Dibawah langit-langit kamarku ini segala picisan tertuang, saat kucoba melerai diriku dari kata 'lebay', dan mencoba jujur.
Aku ingin terlelap tanpa diadili waktu, dan terbangun tanpa dipaksa hasrat.
Langit-langitku menutup layarnya perlahan seiring dengan kelopak mataku.
Selamat malam langit-langit kamarku.zzzzzz.....

Sent from my BlackBerry®
powered by Sinyal Kuat INDOSAT

Senin, 01 Februari 2010

Akhir Musim


Siapa yang menduga aku melabuh pada sore ini, sore biasa namun dingin dan bisunya seperti dini hari, tirakat apa yang menuntun hatiku melabuh pada surga yang terjal berkelakar ini, dibawah langit dusta aku bersiul kegirangan, seperti anak kecil bermain diatas permainan pasar malam. Adakah orang yg merasa bahagia dan ngilu dalam satu waktu yang bersamaan?, cemas dan riang bersamaan?, itulah aku… itulah aku dan hasratku. Aku betah berada disini, bersama sel-sel tubuhmu dan otakmu, hatimu, nafasmu serta hiasan senyum itu, menjadi suatu paket lengkap untuk takdirku yang tadinya kufikir tak kan se-nyaman ini. Benar, merindukanmu adalah hal yang lebih nyaman dari selimut 'butut'ku. Kau tahu benar, seperti apa seharusnya aku dicintai, hanya kau…sayangnya…hanya kau…

Tapi sore ini, kenyataan tengah mengajakku kompromi, yang aku fikirkan hanyalah bagaimana aku bisa melompati kenyataan tersebut.

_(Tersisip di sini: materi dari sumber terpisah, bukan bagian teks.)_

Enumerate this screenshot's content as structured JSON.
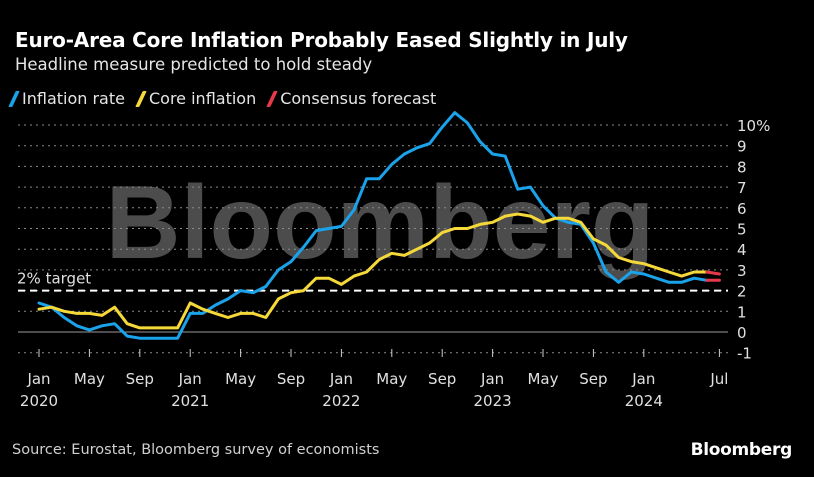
{
  "header": {
    "title": "Euro-Area Core Inflation Probably Eased Slightly in July",
    "subtitle": "Headline measure predicted to hold steady"
  },
  "legend": [
    {
      "label": "Inflation rate",
      "color": "#1aa3ea"
    },
    {
      "label": "Core inflation",
      "color": "#f5d93a"
    },
    {
      "label": "Consensus forecast",
      "color": "#e8394a"
    }
  ],
  "footer": {
    "source": "Source: Eurostat, Bloomberg survey of economists",
    "brand": "Bloomberg",
    "watermark": "Bloomberg"
  },
  "chart_data": {
    "type": "line",
    "title": "Euro-Area Core Inflation Probably Eased Slightly in July",
    "subtitle": "Headline measure predicted to hold steady",
    "xlabel": "",
    "ylabel": "",
    "ylim": [
      -1,
      10
    ],
    "yticks": [
      "10%",
      "9",
      "8",
      "7",
      "6",
      "5",
      "4",
      "3",
      "2",
      "1",
      "0",
      "-1"
    ],
    "ytick_values": [
      10,
      9,
      8,
      7,
      6,
      5,
      4,
      3,
      2,
      1,
      0,
      -1
    ],
    "grid": true,
    "legend_position": "top-left",
    "x_start": "2020-01",
    "x_end": "2024-07",
    "xticks": [
      {
        "month_index": 0,
        "label": "Jan",
        "year": "2020"
      },
      {
        "month_index": 4,
        "label": "May",
        "year": ""
      },
      {
        "month_index": 8,
        "label": "Sep",
        "year": ""
      },
      {
        "month_index": 12,
        "label": "Jan",
        "year": "2021"
      },
      {
        "month_index": 16,
        "label": "May",
        "year": ""
      },
      {
        "month_index": 20,
        "label": "Sep",
        "year": ""
      },
      {
        "month_index": 24,
        "label": "Jan",
        "year": "2022"
      },
      {
        "month_index": 28,
        "label": "May",
        "year": ""
      },
      {
        "month_index": 32,
        "label": "Sep",
        "year": ""
      },
      {
        "month_index": 36,
        "label": "Jan",
        "year": "2023"
      },
      {
        "month_index": 40,
        "label": "May",
        "year": ""
      },
      {
        "month_index": 44,
        "label": "Sep",
        "year": ""
      },
      {
        "month_index": 48,
        "label": "Jan",
        "year": "2024"
      },
      {
        "month_index": 54,
        "label": "Jul",
        "year": ""
      }
    ],
    "reference_line": {
      "value": 2,
      "label": "2% target"
    },
    "series": [
      {
        "name": "Inflation rate",
        "color": "#1aa3ea",
        "start_index": 0,
        "values": [
          1.4,
          1.2,
          0.7,
          0.3,
          0.1,
          0.3,
          0.4,
          -0.2,
          -0.3,
          -0.3,
          -0.3,
          -0.3,
          0.9,
          0.9,
          1.3,
          1.6,
          2.0,
          1.9,
          2.2,
          3.0,
          3.4,
          4.1,
          4.9,
          5.0,
          5.1,
          5.9,
          7.4,
          7.4,
          8.1,
          8.6,
          8.9,
          9.1,
          9.9,
          10.6,
          10.1,
          9.2,
          8.6,
          8.5,
          6.9,
          7.0,
          6.1,
          5.5,
          5.3,
          5.2,
          4.3,
          2.9,
          2.4,
          2.9,
          2.8,
          2.6,
          2.4,
          2.4,
          2.6,
          2.5
        ]
      },
      {
        "name": "Core inflation",
        "color": "#f5d93a",
        "start_index": 0,
        "values": [
          1.1,
          1.2,
          1.0,
          0.9,
          0.9,
          0.8,
          1.2,
          0.4,
          0.2,
          0.2,
          0.2,
          0.2,
          1.4,
          1.1,
          0.9,
          0.7,
          0.9,
          0.9,
          0.7,
          1.6,
          1.9,
          2.0,
          2.6,
          2.6,
          2.3,
          2.7,
          2.9,
          3.5,
          3.8,
          3.7,
          4.0,
          4.3,
          4.8,
          5.0,
          5.0,
          5.2,
          5.3,
          5.6,
          5.7,
          5.6,
          5.3,
          5.5,
          5.5,
          5.3,
          4.5,
          4.2,
          3.6,
          3.4,
          3.3,
          3.1,
          2.9,
          2.7,
          2.9,
          2.9
        ]
      },
      {
        "name": "Consensus forecast (headline)",
        "color": "#e8394a",
        "start_index": 53,
        "values": [
          2.5,
          2.5
        ]
      },
      {
        "name": "Consensus forecast (core)",
        "color": "#e8394a",
        "start_index": 53,
        "values": [
          2.9,
          2.8
        ]
      }
    ]
  }
}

Ketika satu persatu waktu mengetuki, menuntunku berjalan di setapak, mengayuh hasrat ke hulu, yaitu tempat yang sama sekali tidak aku inginkan, saat dimana aku harus berdamai dengan kenyataan dengan menjadi seorang yang bijak. Kendatipun musim semi bersamamu belum berakhir, namun rumahku, hidupku, menantikan pergantian musim berikutnya, hanya untuk sebuah kepastian, yaitu hidup bersamamu selamanya atau hanya berakhir sampai musim ini.

Bersamamu aku seperti bunga yang tumbuh di musim semi, merekah cantik seolah mengalahkan tumbuhan yang lain, aku bahagia…namun haruskah bahagia itu dipertanyakan?. Untukku memang harus, karena aku bunga yang tumbuh di ladang orang, merekah cantik karena pupuk dusta. Aku bahagia bersamamu kendatipun kau bukan milikku, tapi miliknya…

Setelah seribu tawa, canda, tangis dan pertengkaran kau sentuh hatiku, aku sungguh sangat tidak ingin menyerah, setelah seribu kali hatiku berkata; satu hari lagi saja, satu jam lagi saja, satu detik lagi saja, aku tidak bisa melakukannya. ya Tuhan…aku sungguh belum siap kehilangannya. Lalu haruskah…haruskah aku mempertanyakannya sekarang?. Lalu setelah ini apa? Kau akan meninggalkan wanita itu? Meninggalkan aku? Atau tidak memilih…kau tetap bahagia? Kau tak bahagia?, dan aku akan sendiri, membeku, membiru, dengan hatiku…atau seperti apa?



Setelah kutunggu beberapa lama, akhirnya kau datang, kini kau tepat dihadapanku, hatiku memekakan kumpulan syaraf otakku, ingin meneriakkan pada seluruh dunia ; "aku mencintaimu, sungguh mencintaimu". Sejenak sadarku beralih, meniadakan niat yang semula kukumpulkan. Hasratku melemah, logikaku melemah, selalu kehilangan kekuatan di hadapanmu. Bibirmu menyentuh keningku, mengantarkan pesan manis lewat aliran darahku. Tuhan beri aku kekuatan, untuk berperang melawan nuraniku sendiri, kekuatan untuk berbuat benar, buatlah hasratku memahami akan sakitnya sebuah penghianatan, agar jiwaku berhenti menari diatas janji suci seorang wanita.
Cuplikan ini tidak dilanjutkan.